The following steps demonstrate how to make new joins:

  1. On the main navigation bar, click Data.

    Click DATA on main navigation bar

    The Data view appears, open on the Datasets tab.

    Main landing page of DATA
  2. Create a new dataset based on the datafile flights_2014.csv (compressed).

  3. Find the dataset in the list of datasets, either by scrolling or by using search, and click on it.

    Dataset side navigation appears, open at Dataset Detail view.

  4. In the side navigation menu, click Data Model.

    The Data Model view appears, and shows the name of the only table in the dataset. You may click Show Data to display the data of that table.

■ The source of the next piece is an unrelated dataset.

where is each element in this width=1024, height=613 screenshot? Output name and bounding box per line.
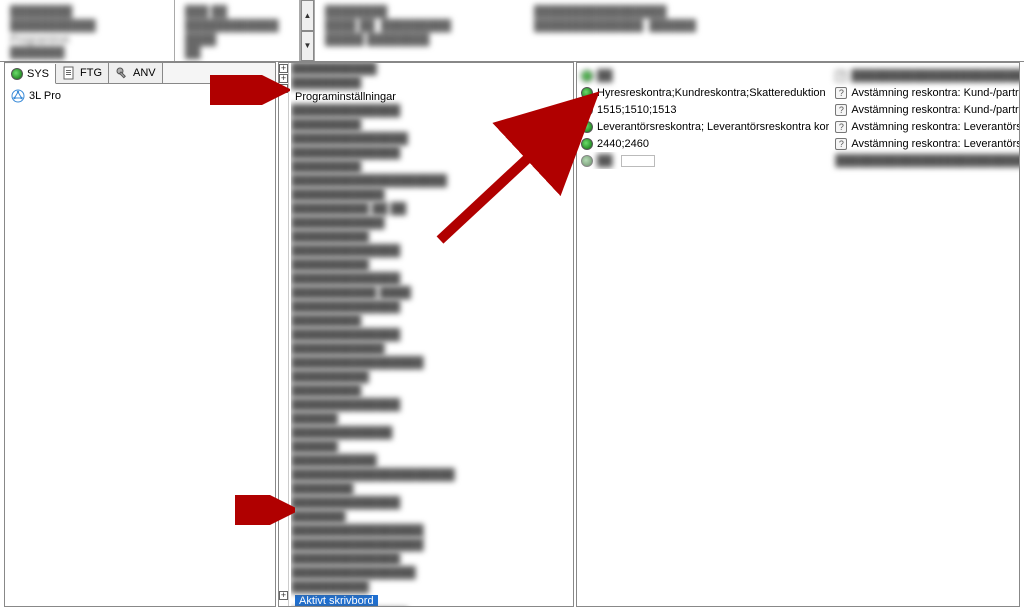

    data model, showing sample data for one table
    Data Model for Dataset 'Flight Delays', with a Singe Table and Sample Data Showing
  5. Click Edit Data Model to edit the data model.

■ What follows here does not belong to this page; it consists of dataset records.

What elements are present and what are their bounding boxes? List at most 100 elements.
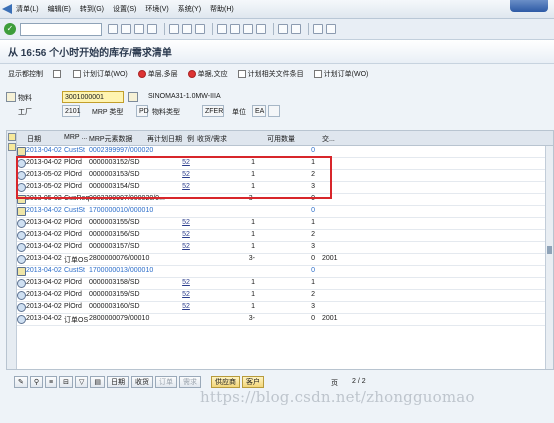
planning-file-entry-button[interactable]: 计划相关文件条目 [237, 69, 304, 79]
cell-receipt-requirement: 3- [248, 315, 255, 322]
menu-list[interactable]: 清单(L) [16, 4, 39, 14]
col-receipt-requirement[interactable]: 收货/需求 [197, 134, 227, 144]
table-row[interactable]: 2013-04-02 PlOrd 0000003158/SD 52 1 1 [17, 278, 545, 290]
previous-page-icon[interactable] [230, 24, 240, 34]
footer-icon-button[interactable]: ≡ [45, 376, 58, 388]
settings-icon[interactable] [8, 133, 16, 141]
customer-button[interactable]: 客户 [242, 376, 264, 388]
menu-help[interactable]: 帮助(H) [210, 4, 234, 14]
cell-date: 2013-04-02 [26, 303, 62, 310]
footer-icon-button[interactable]: ▤ [90, 376, 105, 388]
table-row[interactable]: 2013-04-02 CustSt 1700000010/000010 0 [17, 206, 545, 218]
table-row[interactable]: 2013-04-02 PlOrd 0000003156/SD 52 1 2 [17, 230, 545, 242]
filter-icon[interactable] [8, 143, 16, 151]
command-field[interactable] [20, 22, 102, 36]
menu-system[interactable]: 系统(Y) [178, 4, 201, 14]
shortcut-icon[interactable] [291, 24, 301, 34]
last-page-icon[interactable] [256, 24, 266, 34]
single-multi-level-button[interactable]: 单层,多层 [137, 69, 178, 79]
table-row[interactable]: 2013-04-02 订单OS 2800000076/00010 3- 0 2001 [17, 254, 545, 266]
footer-icon-button[interactable]: ✎ [14, 376, 28, 388]
material-field[interactable]: 3001000001 [62, 91, 124, 103]
back-icon[interactable] [108, 24, 118, 34]
table-row[interactable]: 2013-04-02 CustSt 1700000013/000010 0 [17, 266, 545, 278]
find-icon[interactable] [182, 24, 192, 34]
table-row[interactable]: 2013-04-02 PlOrd 0000003155/SD 52 1 1 [17, 218, 545, 230]
first-page-icon[interactable] [217, 24, 227, 34]
toolbar-separator [164, 23, 165, 35]
menu-edit[interactable]: 编辑(E) [48, 4, 71, 14]
row-type-icon[interactable] [17, 255, 26, 264]
row-type-icon[interactable] [17, 231, 26, 240]
mrp-type-field: PD [136, 105, 149, 117]
unit-label: 单位 [232, 109, 246, 116]
footer-icon-button[interactable]: ▽ [74, 376, 89, 388]
col-storage[interactable]: 交... [322, 134, 335, 144]
cell-available-qty: 1 [311, 279, 315, 286]
table-row[interactable]: 2013-04-02 订单OS 2800000079/00010 3- 0 2001 [17, 314, 545, 326]
col-mrp-element-data[interactable]: MRP元素数据 [89, 134, 133, 144]
table-row[interactable]: 2013-04-02 PlOrd 0000003159/SD 52 1 2 [17, 290, 545, 302]
document-text-button[interactable]: 单据,文应 [187, 69, 228, 79]
save-icon[interactable] [121, 24, 131, 34]
help-icon[interactable] [313, 24, 323, 34]
table-row[interactable]: 2013-04-02 PlOrd 0000003160/SD 52 1 3 [17, 302, 545, 314]
sap-menu-arrow-icon[interactable] [2, 4, 12, 14]
col-date[interactable]: 日期 [27, 134, 41, 144]
cell-exception: 52 [182, 219, 190, 226]
row-type-icon[interactable] [17, 267, 26, 276]
cell-available-qty: 3 [311, 243, 315, 250]
window-controls[interactable] [510, 0, 548, 12]
cancel-icon[interactable] [147, 24, 157, 34]
footer-icon-button[interactable]: ⊟ [59, 376, 73, 388]
cell-available-qty: 0 [311, 207, 315, 214]
row-type-icon[interactable] [17, 291, 26, 300]
tools-icon [237, 70, 246, 78]
next-page-icon[interactable] [243, 24, 253, 34]
print-icon[interactable] [169, 24, 179, 34]
date-button[interactable]: 日期 [107, 376, 129, 388]
vendor-button[interactable]: 供应商 [211, 376, 240, 388]
planned-order-button[interactable]: 计划订单(WO) [73, 69, 128, 79]
footer-icon-button[interactable]: ⚲ [29, 376, 44, 388]
material-lookup-icon[interactable] [128, 92, 138, 102]
layout-menu-icon[interactable] [326, 24, 336, 34]
cell-receipt-requirement: 3- [248, 255, 255, 262]
menu-goto[interactable]: 转到(G) [80, 4, 104, 14]
col-available-qty[interactable]: 可用数量 [267, 134, 295, 144]
scrollbar-thumb[interactable] [547, 246, 552, 254]
cell-exception: 52 [182, 279, 190, 286]
new-session-icon[interactable] [278, 24, 288, 34]
table-row[interactable]: 2013-04-02 PlOrd 0000003157/SD 52 1 3 [17, 242, 545, 254]
unit-field: EA [252, 105, 266, 117]
col-exception[interactable]: 例 [187, 134, 194, 144]
planned-order-2-button[interactable]: 计划订单(WO) [313, 69, 368, 79]
row-type-icon[interactable] [17, 303, 26, 312]
cell-mrp-element-data: 0000003155/SD [89, 219, 140, 226]
cell-available-qty: 0 [311, 267, 315, 274]
col-reschedule-date[interactable]: 再计划日期 [147, 134, 182, 144]
row-type-icon[interactable] [17, 219, 26, 228]
enter-icon[interactable]: ✓ [4, 23, 16, 35]
row-type-icon[interactable] [17, 279, 26, 288]
row-type-icon[interactable] [17, 243, 26, 252]
find-button[interactable] [53, 70, 63, 78]
system-toolbar: ✓ [0, 19, 554, 40]
row-type-icon[interactable] [17, 315, 26, 324]
exit-icon[interactable] [134, 24, 144, 34]
row-type-icon[interactable] [17, 207, 26, 216]
cell-available-qty: 3 [311, 303, 315, 310]
material-type-field: ZFER [202, 105, 224, 117]
vertical-scrollbar[interactable] [545, 146, 553, 369]
find-next-icon[interactable] [195, 24, 205, 34]
menu-environment[interactable]: 环境(V) [145, 4, 168, 14]
cell-mrp-element: CustSt [64, 207, 86, 214]
goods-receipt-button[interactable]: 收货 [131, 376, 153, 388]
row-type-icon[interactable] [17, 147, 26, 156]
material-description: SINOMA31-1.0MW-IIIA [148, 93, 221, 100]
menu-settings[interactable]: 设置(S) [113, 4, 136, 14]
col-mrp-element[interactable]: MRP ... [64, 134, 87, 141]
page-number: 2 / 2 [352, 378, 366, 385]
display-control-button[interactable]: 显示都控制 [8, 69, 43, 79]
cell-mrp-element: PlOrd [64, 279, 82, 286]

    Editing the Data Model
    Editing Data Model
  6. Click the sign on the table representation.

    Clicking the table to add a Table Join
    Adding a Table Join

    The Table Browser modal window appears.

  7. In the Table Browser modal window, make the following selections:

    • In the Database Name selector, choose the database documentation.

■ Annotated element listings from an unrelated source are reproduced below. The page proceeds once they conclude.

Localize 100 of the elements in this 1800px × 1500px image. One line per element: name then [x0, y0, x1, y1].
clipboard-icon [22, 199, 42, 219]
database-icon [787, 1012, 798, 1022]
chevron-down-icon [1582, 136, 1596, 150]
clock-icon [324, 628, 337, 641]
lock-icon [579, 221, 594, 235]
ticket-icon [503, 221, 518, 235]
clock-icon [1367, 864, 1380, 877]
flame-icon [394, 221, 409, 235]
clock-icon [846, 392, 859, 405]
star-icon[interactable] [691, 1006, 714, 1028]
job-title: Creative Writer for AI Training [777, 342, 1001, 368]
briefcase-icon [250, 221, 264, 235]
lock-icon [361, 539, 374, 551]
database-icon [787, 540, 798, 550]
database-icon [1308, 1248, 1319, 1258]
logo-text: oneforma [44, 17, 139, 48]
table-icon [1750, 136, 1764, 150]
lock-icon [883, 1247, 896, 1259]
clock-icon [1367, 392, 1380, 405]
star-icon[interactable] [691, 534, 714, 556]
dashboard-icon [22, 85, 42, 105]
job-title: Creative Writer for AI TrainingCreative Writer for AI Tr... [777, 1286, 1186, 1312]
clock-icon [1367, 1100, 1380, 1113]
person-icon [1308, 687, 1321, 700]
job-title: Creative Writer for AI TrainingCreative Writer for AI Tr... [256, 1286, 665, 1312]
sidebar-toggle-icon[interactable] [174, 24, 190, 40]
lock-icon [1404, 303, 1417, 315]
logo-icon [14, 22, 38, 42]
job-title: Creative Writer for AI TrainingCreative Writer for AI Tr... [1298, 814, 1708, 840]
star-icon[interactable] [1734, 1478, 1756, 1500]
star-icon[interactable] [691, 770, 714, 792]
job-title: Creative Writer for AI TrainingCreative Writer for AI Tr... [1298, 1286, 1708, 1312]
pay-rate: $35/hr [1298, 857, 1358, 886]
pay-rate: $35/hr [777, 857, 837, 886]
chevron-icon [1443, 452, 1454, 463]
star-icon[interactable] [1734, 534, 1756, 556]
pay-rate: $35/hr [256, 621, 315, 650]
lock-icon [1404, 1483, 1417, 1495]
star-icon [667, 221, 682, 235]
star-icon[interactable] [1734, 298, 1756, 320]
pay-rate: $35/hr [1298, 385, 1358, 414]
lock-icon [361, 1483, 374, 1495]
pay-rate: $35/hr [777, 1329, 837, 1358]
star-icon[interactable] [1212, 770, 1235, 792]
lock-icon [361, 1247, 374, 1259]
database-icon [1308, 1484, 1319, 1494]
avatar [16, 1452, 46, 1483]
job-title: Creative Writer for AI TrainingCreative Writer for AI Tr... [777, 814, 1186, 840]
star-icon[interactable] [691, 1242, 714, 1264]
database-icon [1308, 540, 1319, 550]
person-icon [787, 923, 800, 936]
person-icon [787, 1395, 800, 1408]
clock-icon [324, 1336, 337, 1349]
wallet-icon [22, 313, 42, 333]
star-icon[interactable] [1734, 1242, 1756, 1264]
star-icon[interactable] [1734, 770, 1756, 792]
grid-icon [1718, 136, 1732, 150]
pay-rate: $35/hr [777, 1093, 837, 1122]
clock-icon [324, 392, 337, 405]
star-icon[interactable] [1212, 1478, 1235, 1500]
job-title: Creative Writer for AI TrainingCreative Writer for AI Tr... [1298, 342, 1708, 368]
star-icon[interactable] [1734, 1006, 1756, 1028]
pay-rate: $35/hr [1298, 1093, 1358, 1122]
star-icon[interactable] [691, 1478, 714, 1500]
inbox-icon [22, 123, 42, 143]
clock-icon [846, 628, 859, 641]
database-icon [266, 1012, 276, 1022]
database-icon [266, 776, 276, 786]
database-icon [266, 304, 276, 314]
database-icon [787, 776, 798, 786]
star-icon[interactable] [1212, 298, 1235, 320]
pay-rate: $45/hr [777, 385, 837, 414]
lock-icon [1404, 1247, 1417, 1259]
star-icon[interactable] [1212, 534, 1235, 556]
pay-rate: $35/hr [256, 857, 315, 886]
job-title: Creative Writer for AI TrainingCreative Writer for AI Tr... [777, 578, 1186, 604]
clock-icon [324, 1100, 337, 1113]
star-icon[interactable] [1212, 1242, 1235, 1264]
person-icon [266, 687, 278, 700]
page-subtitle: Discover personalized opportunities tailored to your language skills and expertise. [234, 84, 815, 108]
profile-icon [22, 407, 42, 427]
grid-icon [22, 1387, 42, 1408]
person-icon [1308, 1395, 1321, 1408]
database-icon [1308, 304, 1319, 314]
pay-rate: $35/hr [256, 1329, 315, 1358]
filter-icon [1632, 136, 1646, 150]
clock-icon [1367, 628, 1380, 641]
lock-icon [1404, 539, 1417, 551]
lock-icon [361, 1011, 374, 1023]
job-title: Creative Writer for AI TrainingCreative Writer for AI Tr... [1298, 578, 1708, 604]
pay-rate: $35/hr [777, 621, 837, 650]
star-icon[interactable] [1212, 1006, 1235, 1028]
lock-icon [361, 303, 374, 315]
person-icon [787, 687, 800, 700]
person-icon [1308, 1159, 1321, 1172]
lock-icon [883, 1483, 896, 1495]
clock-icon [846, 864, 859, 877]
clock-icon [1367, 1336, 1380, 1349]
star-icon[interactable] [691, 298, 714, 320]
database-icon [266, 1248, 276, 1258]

      Note that you can join tables from different databases. This value is pre-populated to match the dataset's existing table, but it may be changed.

    • In the Table Name selector, choose the table name airline_id.

      This value is pre-populated to match the existing table of the dataset, but it may be changed.

    • Click Select.
    Selecting a table for a join
    Selecting a Table to Join

    The Edit Join modal window appears.

  8. In the Edit Join modal window, the following options are available:

    1. [Optional] Click Clear Fields to clear all already defined joins between the two tables.
    2. [Optional] Click sample data to preview the data. Click again to hide sample data.
    3. [Optional] Click Add Join Pair to add another column connection between the same two tables.
    4. [Optional] Click Add Join Expression to add a join between the two tables based on a custom SQL expression.
    5. [Optional] Click icon (minus) to remove an existing join pair or an existing join expression.
    6. [Optional] Under Join Expressions, click the text box to open the Join Expression interface. There, specify or update a custom SQL expression that defines the join conditions.
    7. Click Apply to save the changes.
    Viewing options in the 'Edit Join' Interface
    Edit Join Interface
  9. In the Edit Join modal window, do the following:
    • Select the matching columns for both tables. On the left side, select the field airlineid. On the right side, select the field code.
    • [Optional] Click Sample Data to view some data in both columns, and verify that the join makes sense. Click again to hide sample data.
  10. Click Apply.

    Specifying the join key
    Specifying the Join Key
  11. Repeat the previous two steps to create seven more joins as follows:

    • The table airport_codes has two joins to the main table, and you must create each join separately as follows:

      • Left column origin = right column code.
      • Left column dest = right column code.
    • The table cancellation_code has a join for left column cancellationcode = right column code.
    • The table airport_lat_long has two joins to the main table, and you must create each join separately as follows:
      • Left column origin = right column locationid.
      • Left column dest = right column locationid.
    • The table state_abbreviations has two joins to the main table, and you must create each join separately:
      • Left column deststate = right column abbreviation.
      • Left column originstate = right column abbreviation.

      This step is optional, and depends on whether your flights_* table has fully extended state names.

  12. Click Save.
    Data model with 8 joins to the primary table
    Data Model with Distinct Joins
  13. [Optional] Click (link) icon to edit joins or to change join type.